Dich selbst sollst Du leben.

DER HEHLER horcht.

Schritte im Gebüsch!

Wenn uns einer erspäht!

DER DIEB.

Tief ist die Höhle

Und groß der Prophet!

 

Sie flüchten und lassen die Kostbarkeiten im Stich. Die Reiter verlieren sich in der Ferne.

 

PEER GYNT kommt, eine Rohrflöte schneidend.

Wie holdselig ist diese Morgenstund'! –

Der Mistkäfer rollt seine Kugel im Dreck;

Aus seinem Schneckenhaus kriecht der Schneck.

Ja, ja, – der Morgen hat Gold im Mund!

Es ist doch im Grund eine seltsame Macht,

Womit so Natur das Frühlicht bedacht.

Man fühlt sich so sicher, fühlt alle Furcht schwinden,

Man würde, tät's not, mit 'nem Ochsen anbinden. –

Wie still's hier rings ist! Ja, die ländlichen Freuden, –

Unbegreiflich genug, daß ich einst sie verwarf;

Daß man einkerkert sich in finstern Gebäuden,

Bloß daß jeder Lump dir ins Haus rennen darf. –

Nein, sieh, wie der Eidechs sich Schnaken fängt,

Schnappt, huscht, schnappt und an nichts dabei denkt.

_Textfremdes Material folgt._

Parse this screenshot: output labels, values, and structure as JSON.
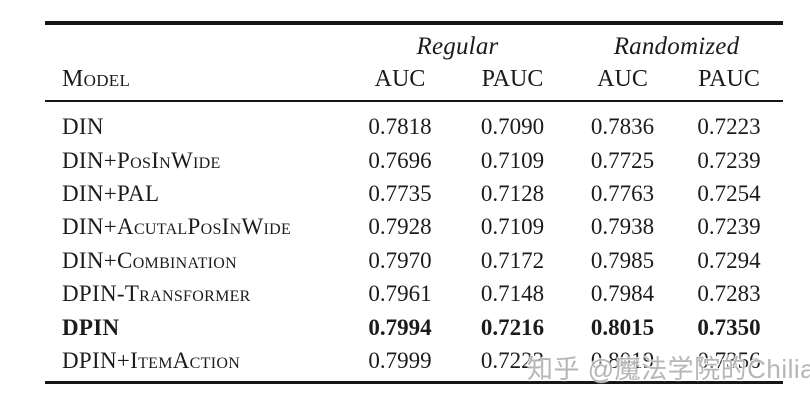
{
  "watermark": {
    "text": "知乎 @魔法学院的Chilia"
  },
  "table": {
    "group_headers": [
      {
        "label": "Regular"
      },
      {
        "label": "Randomized"
      }
    ],
    "model_header": "Model",
    "sub_headers": [
      "AUC",
      "PAUC",
      "AUC",
      "PAUC"
    ],
    "rows": [
      {
        "model": "DIN",
        "values": [
          "0.7818",
          "0.7090",
          "0.7836",
          "0.7223"
        ]
      },
      {
        "model": "DIN+PosInWide",
        "values": [
          "0.7696",
          "0.7109",
          "0.7725",
          "0.7239"
        ]
      },
      {
        "model": "DIN+PAL",
        "values": [
          "0.7735",
          "0.7128",
          "0.7763",
          "0.7254"
        ]
      },
      {
        "model": "DIN+AcutalPosInWide",
        "values": [
          "0.7928",
          "0.7109",
          "0.7938",
          "0.7239"
        ]
      },
      {
        "model": "DIN+Combination",
        "values": [
          "0.7970",
          "0.7172",
          "0.7985",
          "0.7294"
        ]
      },
      {
        "model": "DPIN-Transformer",
        "values": [
          "0.7961",
          "0.7148",
          "0.7984",
          "0.7283"
        ]
      },
      {
        "model": "DPIN",
        "values": [
          "0.7994",
          "0.7216",
          "0.8015",
          "0.7350"
        ],
        "bold": true
      },
      {
        "model": "DPIN+ItemAction",
        "values": [
          "0.7999",
          "0.7223",
          "0.8019",
          "0.7356"
        ]
      }
    ]
  }
}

Welch eine Unschuld solch Tier offenbart!

Jedwedes folgt seinem Schöpfer fein züchtiglich,

Bewahrt sich sein Sondergepräg' unverflüchtiglich,

Ist es selbst in jeglicher Lebensart,

Es selbst, es selbst, wie es ward, da es ward.

 

Setzt die Lorgnette auf die Nase.

 

Ein Krötlein. In einem Sandstein. Guck'!

Versteinerung rings. Nur der Kopf ist heraus.

Da sitzt es und sieht, wie aus einem Haus,

Auf die Welt und ist sich selber – genug.